Universities with multiple institutional domains. Most universities have extra domains unrelated to main institutional one, usually devoted for specific and small impact projects or spin-offs organizations. However there some striking situations where two equally valid names are used for the same university or a large part of the sites are under another (older?) domain. It is not feasible to combine the data for the different domains and the global WR of the institution does not reflect its real impact. Two good examples are Imperial College (
ic.ac.uk, imperial.ac.uk) and St. Petersburg University (
spbu.ru, pu.ru).
Changes in the institutional domain. The use of a new domain imposes an important penalty in the calculation of several web indicators. Recent split of the Jussieu campus (jussieu.fr) of the University of Paris (now
.upmc.fr, .univ-paris7.fr and others) can be cited. Unfortunately this is fairly common situation that affects even to universities in the Top 100, but a worrisome example is changes in the name of academic subdomains of many Indian universities, that could explain their delayed positions.
Use of shared domains. Different universities and research centres share the same or similar domains in at least two groups of French Universities: Marseille (almost fixed) and Strasbourg. This situation is a bit messy and web rankings of these institutions are not reflecting their true position. A similar situation could be applied to Helsinki University which on the contrary has an overvalued rank because the city also use
helsinki.fi domain!. There is no unique domain for the Universidad de la Republica of Uruguay, so each Faculty has its own institutional domain.
Invoked on the Web
The
citation analysis is not the only way to analyze the bibliographic characteristics of a paper although it is a key method for bibliometric studies. In a similar way, some proposals intend to restrict the webometric studies to the link analysis and specifically the sitation analysis, the formal links between electronic papers. Obviously, there are many other possibilities to exploit web data, including informal references that can benefited from the large sample size of the webspace.
Cronin et al. (
Invoked on the Web. Journal of the American Society for Information Science, 49 (14): 1319-1328) in 1998 proposed to analyse the number of times a researcher’s name appeared cited in web pages. This is equally valid for a title of a paper (introduced formally by
Liwen Vaughan and used by
Hildrun Kretschmer too, the name of an institution, or selected terms or phrases (You can check some of the papers by
Judit Bar-Ilan).
From a methodological point of view, and taking into account that search engines do not cover all the Web and there important bias in their results, invocation can be calculated easily using quotation marks around the name in the search engines. The result is referred as the number of times this name is cited in the Web. Some authors call it Web visibility, although we prefer to reserve this word for link visibility. This indicator usually favours large, well-known, old institutions independently of their real effort for having a relevant Web presence.

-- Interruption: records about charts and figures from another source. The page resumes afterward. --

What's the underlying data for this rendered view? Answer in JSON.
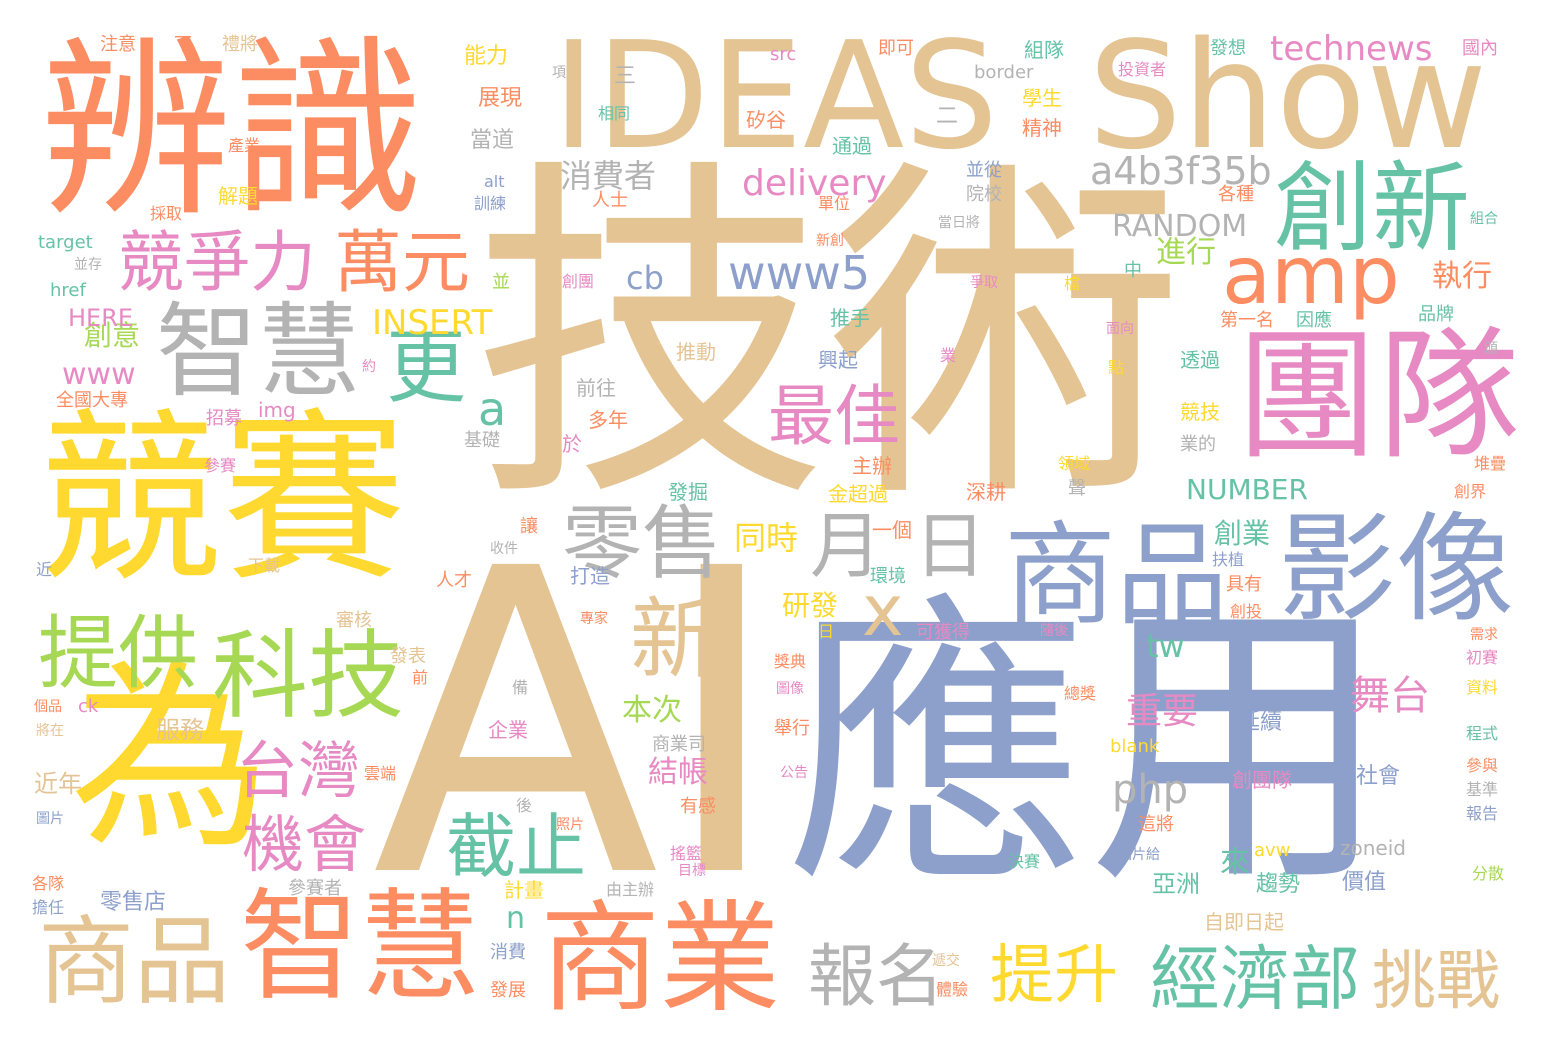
{
  "palette": {
    "tan": "#E5C494",
    "periwinkle": "#8DA0CB",
    "orange": "#FC8D62",
    "yellow": "#FFD92F",
    "green": "#A6D854",
    "teal": "#66C2A5",
    "pink": "#E78AC3",
    "gray": "#B3B3B3",
    "background": "#FFFFFF"
  },
  "words": [
    {
      "text": "技術",
      "color": "tan"
    },
    {
      "text": "AI",
      "color": "tan"
    },
    {
      "text": "應用",
      "color": "periwinkle"
    },
    {
      "text": "IDEAS",
      "color": "tan"
    },
    {
      "text": "Show",
      "color": "tan"
    },
    {
      "text": "辨識",
      "color": "orange"
    },
    {
      "text": "競賽",
      "color": "yellow"
    },
    {
      "text": "為",
      "color": "yellow"
    },
    {
      "text": "團隊",
      "color": "pink"
    },
    {
      "text": "商品",
      "color": "periwinkle"
    },
    {
      "text": "影像",
      "color": "periwinkle"
    },
    {
      "text": "智慧",
      "color": "orange"
    },
    {
      "text": "商業",
      "color": "orange"
    },
    {
      "text": "商品",
      "color": "tan"
    },
    {
      "text": "創新",
      "color": "teal"
    },
    {
      "text": "amp",
      "color": "orange"
    },
    {
      "text": "智慧",
      "color": "gray"
    },
    {
      "text": "零售",
      "color": "gray"
    },
    {
      "text": "科技",
      "color": "green"
    },
    {
      "text": "提供",
      "color": "green"
    },
    {
      "text": "競爭力",
      "color": "pink"
    },
    {
      "text": "萬元",
      "color": "orange"
    },
    {
      "text": "更",
      "color": "teal"
    },
    {
      "text": "月",
      "color": "gray"
    },
    {
      "text": "日",
      "color": "gray"
    },
    {
      "text": "新",
      "color": "tan"
    },
    {
      "text": "x",
      "color": "tan"
    },
    {
      "text": "最佳",
      "color": "pink"
    },
    {
      "text": "台灣",
      "color": "pink"
    },
    {
      "text": "機會",
      "color": "pink"
    },
    {
      "text": "截止",
      "color": "teal"
    },
    {
      "text": "經濟部",
      "color": "teal"
    },
    {
      "text": "報名",
      "color": "gray"
    },
    {
      "text": "提升",
      "color": "yellow"
    },
    {
      "text": "挑戰",
      "color": "tan"
    },
    {
      "text": "www5",
      "color": "periwinkle"
    },
    {
      "text": "a",
      "color": "teal"
    },
    {
      "text": "a4b3f35b",
      "color": "gray"
    },
    {
      "text": "delivery",
      "color": "pink"
    },
    {
      "text": "technews",
      "color": "pink"
    },
    {
      "text": "INSERT",
      "color": "yellow"
    },
    {
      "text": "舞台",
      "color": "pink"
    },
    {
      "text": "www",
      "color": "pink"
    },
    {
      "text": "cb",
      "color": "periwinkle"
    },
    {
      "text": "php",
      "color": "gray"
    },
    {
      "text": "RANDOM",
      "color": "gray"
    },
    {
      "text": "NUMBER",
      "color": "teal"
    },
    {
      "text": "消費者",
      "color": "gray"
    },
    {
      "text": "重要",
      "color": "pink"
    },
    {
      "text": "結帳",
      "color": "pink"
    },
    {
      "text": "本次",
      "color": "green"
    },
    {
      "text": "同時",
      "color": "yellow"
    },
    {
      "text": "研發",
      "color": "yellow"
    },
    {
      "text": "創意",
      "color": "green"
    },
    {
      "text": "執行",
      "color": "orange"
    },
    {
      "text": "進行",
      "color": "green"
    },
    {
      "text": "創業",
      "color": "teal"
    },
    {
      "text": "tw",
      "color": "teal"
    },
    {
      "text": "n",
      "color": "teal"
    },
    {
      "text": "HERE",
      "color": "pink"
    },
    {
      "text": "來",
      "color": "teal"
    },
    {
      "text": "亞洲",
      "color": "teal"
    },
    {
      "text": "服務",
      "color": "tan"
    },
    {
      "text": "近年",
      "color": "tan"
    },
    {
      "text": "延續",
      "color": "periwinkle"
    },
    {
      "text": "創團隊",
      "color": "pink"
    },
    {
      "text": "社會",
      "color": "periwinkle"
    },
    {
      "text": "價值",
      "color": "periwinkle"
    },
    {
      "text": "趨勢",
      "color": "teal"
    },
    {
      "text": "零售店",
      "color": "periwinkle"
    },
    {
      "text": "自即日起",
      "color": "tan"
    },
    {
      "text": "推動",
      "color": "tan"
    },
    {
      "text": "推手",
      "color": "teal"
    },
    {
      "text": "興起",
      "color": "periwinkle"
    },
    {
      "text": "透過",
      "color": "teal"
    },
    {
      "text": "競技",
      "color": "yellow"
    },
    {
      "text": "深耕",
      "color": "orange"
    },
    {
      "text": "主辦",
      "color": "orange"
    },
    {
      "text": "金超過",
      "color": "yellow"
    },
    {
      "text": "一個",
      "color": "orange"
    },
    {
      "text": "發掘",
      "color": "teal"
    },
    {
      "text": "能力",
      "color": "yellow"
    },
    {
      "text": "展現",
      "color": "orange"
    },
    {
      "text": "當道",
      "color": "gray"
    },
    {
      "text": "組隊",
      "color": "teal"
    },
    {
      "text": "精神",
      "color": "orange"
    },
    {
      "text": "學生",
      "color": "yellow"
    },
    {
      "text": "通過",
      "color": "teal"
    },
    {
      "text": "矽谷",
      "color": "orange"
    },
    {
      "text": "相同",
      "color": "teal"
    },
    {
      "text": "注意",
      "color": "orange"
    },
    {
      "text": "即可",
      "color": "orange"
    },
    {
      "text": "投資者",
      "color": "pink"
    },
    {
      "text": "國內",
      "color": "pink"
    },
    {
      "text": "發想",
      "color": "teal"
    },
    {
      "text": "border",
      "color": "gray"
    },
    {
      "text": "src",
      "color": "pink"
    },
    {
      "text": "alt",
      "color": "periwinkle"
    },
    {
      "text": "target",
      "color": "teal"
    },
    {
      "text": "href",
      "color": "teal"
    },
    {
      "text": "img",
      "color": "pink"
    },
    {
      "text": "ck",
      "color": "pink"
    },
    {
      "text": "blank",
      "color": "yellow"
    },
    {
      "text": "zoneid",
      "color": "gray"
    },
    {
      "text": "avw",
      "color": "yellow"
    },
    {
      "text": "全國大專",
      "color": "orange"
    },
    {
      "text": "招募",
      "color": "pink"
    },
    {
      "text": "參賽",
      "color": "pink"
    },
    {
      "text": "基礎",
      "color": "gray"
    },
    {
      "text": "多年",
      "color": "orange"
    },
    {
      "text": "前往",
      "color": "gray"
    },
    {
      "text": "於",
      "color": "pink"
    },
    {
      "text": "解題",
      "color": "yellow"
    },
    {
      "text": "人士",
      "color": "orange"
    },
    {
      "text": "院校",
      "color": "gray"
    },
    {
      "text": "並從",
      "color": "periwinkle"
    },
    {
      "text": "單位",
      "color": "orange"
    },
    {
      "text": "各種",
      "color": "orange"
    },
    {
      "text": "訓練",
      "color": "periwinkle"
    },
    {
      "text": "採取",
      "color": "orange"
    },
    {
      "text": "產業",
      "color": "orange"
    },
    {
      "text": "打造",
      "color": "periwinkle"
    },
    {
      "text": "人才",
      "color": "orange"
    },
    {
      "text": "下載",
      "color": "tan"
    },
    {
      "text": "審核",
      "color": "tan"
    },
    {
      "text": "發表",
      "color": "tan"
    },
    {
      "text": "可獲得",
      "color": "pink"
    },
    {
      "text": "環境",
      "color": "teal"
    },
    {
      "text": "扶植",
      "color": "periwinkle"
    },
    {
      "text": "具有",
      "color": "orange"
    },
    {
      "text": "創投",
      "color": "orange"
    },
    {
      "text": "品牌",
      "color": "teal"
    },
    {
      "text": "因應",
      "color": "teal"
    },
    {
      "text": "第一名",
      "color": "orange"
    },
    {
      "text": "業的",
      "color": "gray"
    },
    {
      "text": "領域",
      "color": "yellow"
    },
    {
      "text": "堆疊",
      "color": "orange"
    },
    {
      "text": "創界",
      "color": "orange"
    },
    {
      "text": "初賽",
      "color": "pink"
    },
    {
      "text": "資料",
      "color": "yellow"
    },
    {
      "text": "程式",
      "color": "teal"
    },
    {
      "text": "參與",
      "color": "orange"
    },
    {
      "text": "基準",
      "color": "gray"
    },
    {
      "text": "報告",
      "color": "periwinkle"
    },
    {
      "text": "分散",
      "color": "green"
    },
    {
      "text": "決賽",
      "color": "teal"
    },
    {
      "text": "圖片給",
      "color": "periwinkle"
    },
    {
      "text": "這將",
      "color": "orange"
    },
    {
      "text": "總獎",
      "color": "orange"
    },
    {
      "text": "企業",
      "color": "pink"
    },
    {
      "text": "商業司",
      "color": "gray"
    },
    {
      "text": "有感",
      "color": "orange"
    },
    {
      "text": "搖籃",
      "color": "pink"
    },
    {
      "text": "計畫",
      "color": "yellow"
    },
    {
      "text": "消費",
      "color": "periwinkle"
    },
    {
      "text": "發展",
      "color": "orange"
    },
    {
      "text": "由主辦",
      "color": "gray"
    },
    {
      "text": "參賽者",
      "color": "gray"
    },
    {
      "text": "遞交",
      "color": "tan"
    },
    {
      "text": "體驗",
      "color": "orange"
    },
    {
      "text": "各隊",
      "color": "orange"
    },
    {
      "text": "擔任",
      "color": "periwinkle"
    },
    {
      "text": "圖片",
      "color": "periwinkle"
    },
    {
      "text": "雲端",
      "color": "orange"
    },
    {
      "text": "將在",
      "color": "tan"
    },
    {
      "text": "個品",
      "color": "orange"
    },
    {
      "text": "近",
      "color": "periwinkle"
    },
    {
      "text": "前",
      "color": "orange"
    },
    {
      "text": "備",
      "color": "gray"
    },
    {
      "text": "後",
      "color": "gray"
    },
    {
      "text": "照片",
      "color": "orange"
    },
    {
      "text": "公告",
      "color": "pink"
    },
    {
      "text": "舉行",
      "color": "orange"
    },
    {
      "text": "圖像",
      "color": "pink"
    },
    {
      "text": "獎典",
      "color": "orange"
    },
    {
      "text": "專家",
      "color": "orange"
    },
    {
      "text": "目標",
      "color": "pink"
    },
    {
      "text": "收件",
      "color": "gray"
    },
    {
      "text": "讓",
      "color": "orange"
    },
    {
      "text": "日",
      "color": "yellow"
    },
    {
      "text": "中",
      "color": "teal"
    },
    {
      "text": "並",
      "color": "green"
    },
    {
      "text": "創團",
      "color": "pink"
    },
    {
      "text": "新創",
      "color": "orange"
    },
    {
      "text": "當日將",
      "color": "gray"
    },
    {
      "text": "並存",
      "color": "gray"
    },
    {
      "text": "業",
      "color": "pink"
    },
    {
      "text": "點",
      "color": "yellow"
    },
    {
      "text": "面向",
      "color": "pink"
    },
    {
      "text": "爭取",
      "color": "pink"
    },
    {
      "text": "檔",
      "color": "yellow"
    },
    {
      "text": "項",
      "color": "gray"
    },
    {
      "text": "三",
      "color": "gray"
    },
    {
      "text": "二",
      "color": "gray"
    },
    {
      "text": "下",
      "color": "orange"
    },
    {
      "text": "禮將",
      "color": "tan"
    },
    {
      "text": "約",
      "color": "pink"
    },
    {
      "text": "組合",
      "color": "teal"
    },
    {
      "text": "頒",
      "color": "gray"
    },
    {
      "text": "需求",
      "color": "orange"
    },
    {
      "text": "隨後",
      "color": "pink"
    },
    {
      "text": "聲",
      "color": "gray"
    }
  ]
}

Some Peruvian universities were chosen to compare several webometric indicators. Ranked according to the invocation, there are some placements that are not correlated with those obtained with the other indicators.

Although invocation measures can be interesting for some analysis, a cautionary use is recommended as it is not possible to assign a unique, unambiguous universal name for every institution.
Short list of search engines
There are two preliminary criteria to be satisfied by webometrics friendly search engines:
1. To have a large and independent self crawled database
2. The recovery system will allow the filtering of results according to url-related delimiters
Taking into account these requirements, currently only six engines are useful for quantitative analysis purposes:
-
Google (
www.google.com)
-
Yahoo Search (
search.yahoo.com)
-
MSN Search (
search.msn.com)
-
Teoma (
www.teoma.com)
-
Gigablast (
www.gigablast.com)
-
Exalead (
www.exalead.com)
Google has a database size probably exceeding 11 bn pages, including a good coverage of the so-called rich files and other dynamic and special filetypes. On the negative side, the number of dead-links has increased a lot in this engine. Individual records of large databases (e.g.: PubMed) are also indexed, but without covering the full size strangely.
Current figures for Yahoo are not available as its databases have increased greatly during July. An educated guess is around the 10-12 bn mark. Actual figures provided by the answers to a large number of request are misleading as the number provided decreases when exploring further pages than first answers' one.
MSN Search looks to have the most comprehensive geographical coverage, including Asian regions usually not well indexed by the other major engines.
Gigablast and Exalead still have very small databases. However, as the overlap among engines is so low, combined search using several engines is clearly an option.